This is a mass selfie (a groupie?) from about a week ago. These are high schoolers touring the Bedient Pipe Organ Company. They are real teens, who got on a bus, and toured four churches and a pipe organ builder one day in the middle of July. Pipe Organ Encounters (POEs) happen all over the US, and the kids who participate are wild about pipe organs.
“We had Masterclasses/lectures on how the Organ is made and even went to Bedient Organ Shop! It was an AMAZING experience and I recommend it to EVERYONE!” Michael, a POE student, wrote on Facebook. He posted picture after picture of kids having a fantastic time looking at and interacting with pipe organs. I’m going to say it again, THEY WERE ALL EXCITED ABOUT PIPE ORGANS! You might not think this is normal, but it is. The smallest children are totally captivated by the instrument. It’s HUGE. You can make it play different sounds. And the coolest part, is you can play it with your feet! Did you ever see Big with Tom Hanks? It’s the same thing…

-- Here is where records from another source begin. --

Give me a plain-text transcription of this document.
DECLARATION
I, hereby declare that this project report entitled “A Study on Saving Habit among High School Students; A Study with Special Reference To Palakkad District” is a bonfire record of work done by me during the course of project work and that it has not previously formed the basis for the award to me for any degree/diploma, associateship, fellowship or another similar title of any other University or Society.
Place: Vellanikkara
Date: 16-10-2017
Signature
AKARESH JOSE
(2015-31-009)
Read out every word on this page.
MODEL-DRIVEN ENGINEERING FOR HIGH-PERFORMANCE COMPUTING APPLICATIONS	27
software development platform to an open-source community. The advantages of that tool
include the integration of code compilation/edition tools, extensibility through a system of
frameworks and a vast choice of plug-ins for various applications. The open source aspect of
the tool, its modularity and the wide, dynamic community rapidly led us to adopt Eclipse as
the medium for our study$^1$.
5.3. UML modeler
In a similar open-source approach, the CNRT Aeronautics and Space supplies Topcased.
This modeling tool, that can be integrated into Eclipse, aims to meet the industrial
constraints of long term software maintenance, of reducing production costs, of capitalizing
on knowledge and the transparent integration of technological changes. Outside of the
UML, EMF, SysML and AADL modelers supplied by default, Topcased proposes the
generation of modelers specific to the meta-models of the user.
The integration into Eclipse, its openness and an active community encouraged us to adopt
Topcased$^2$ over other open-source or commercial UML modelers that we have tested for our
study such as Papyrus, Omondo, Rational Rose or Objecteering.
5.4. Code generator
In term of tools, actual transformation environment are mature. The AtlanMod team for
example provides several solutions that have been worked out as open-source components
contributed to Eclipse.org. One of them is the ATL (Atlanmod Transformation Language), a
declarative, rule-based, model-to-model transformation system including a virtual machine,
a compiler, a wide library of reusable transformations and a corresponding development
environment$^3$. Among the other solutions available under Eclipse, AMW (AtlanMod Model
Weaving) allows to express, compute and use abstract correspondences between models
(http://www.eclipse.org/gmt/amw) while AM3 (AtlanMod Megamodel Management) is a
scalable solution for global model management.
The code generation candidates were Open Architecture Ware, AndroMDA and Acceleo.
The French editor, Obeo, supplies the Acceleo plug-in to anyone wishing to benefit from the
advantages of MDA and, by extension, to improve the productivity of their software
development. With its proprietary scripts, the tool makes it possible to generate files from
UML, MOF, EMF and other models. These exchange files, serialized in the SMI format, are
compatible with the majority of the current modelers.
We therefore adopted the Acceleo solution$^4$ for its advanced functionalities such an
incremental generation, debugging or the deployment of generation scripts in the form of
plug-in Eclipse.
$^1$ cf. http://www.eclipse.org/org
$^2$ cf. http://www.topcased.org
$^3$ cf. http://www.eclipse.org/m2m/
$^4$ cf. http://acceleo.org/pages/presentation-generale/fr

So, why am I yacking on and on about pipe organs? Because I think marketers sometimes don’t really understand teens. We make assumptions about what they like, based on our own biases. We associate pipe organs with church services we might have been forced to attend as children. Services that maybe even our parents stopped attending after we were confirmed. If we attend church, it has a praise band, which is cool, right? Teens see pipe organs differently. They see amazing pieces of technology you can watch work. Teens see gigantic instruments that dwarf the people who play them. They see power. They see awesomeness! And you can play them with your feet!
Above, is what these young enthusiasts see. They see a guy, dwarfed by an enormous instrument, surrounded by knobs, playing three keyboards (manuals) and a pedal board at the same time. It’s like extreme musicianship. The POE kids are a lot like their friends, who are sampling stuff and mixing their own songs. They love the technology, the mixing and matching, the power of big sounds. After all, a 32-foot Contrebombarde was the original subbass. So, why do we think more kids want to sit in their basements and sample music than want to harness the power of an instrument that is 50 times larger than they are?
Coolness comes in a lot of flavors. Don’t box in younger audiences. The best thing you can do to attract a young market, is to find the coolness factor in your product and let them know about it. It’s cool, because they think it’s cool. Show it to them, they’ll let you know how cool it is.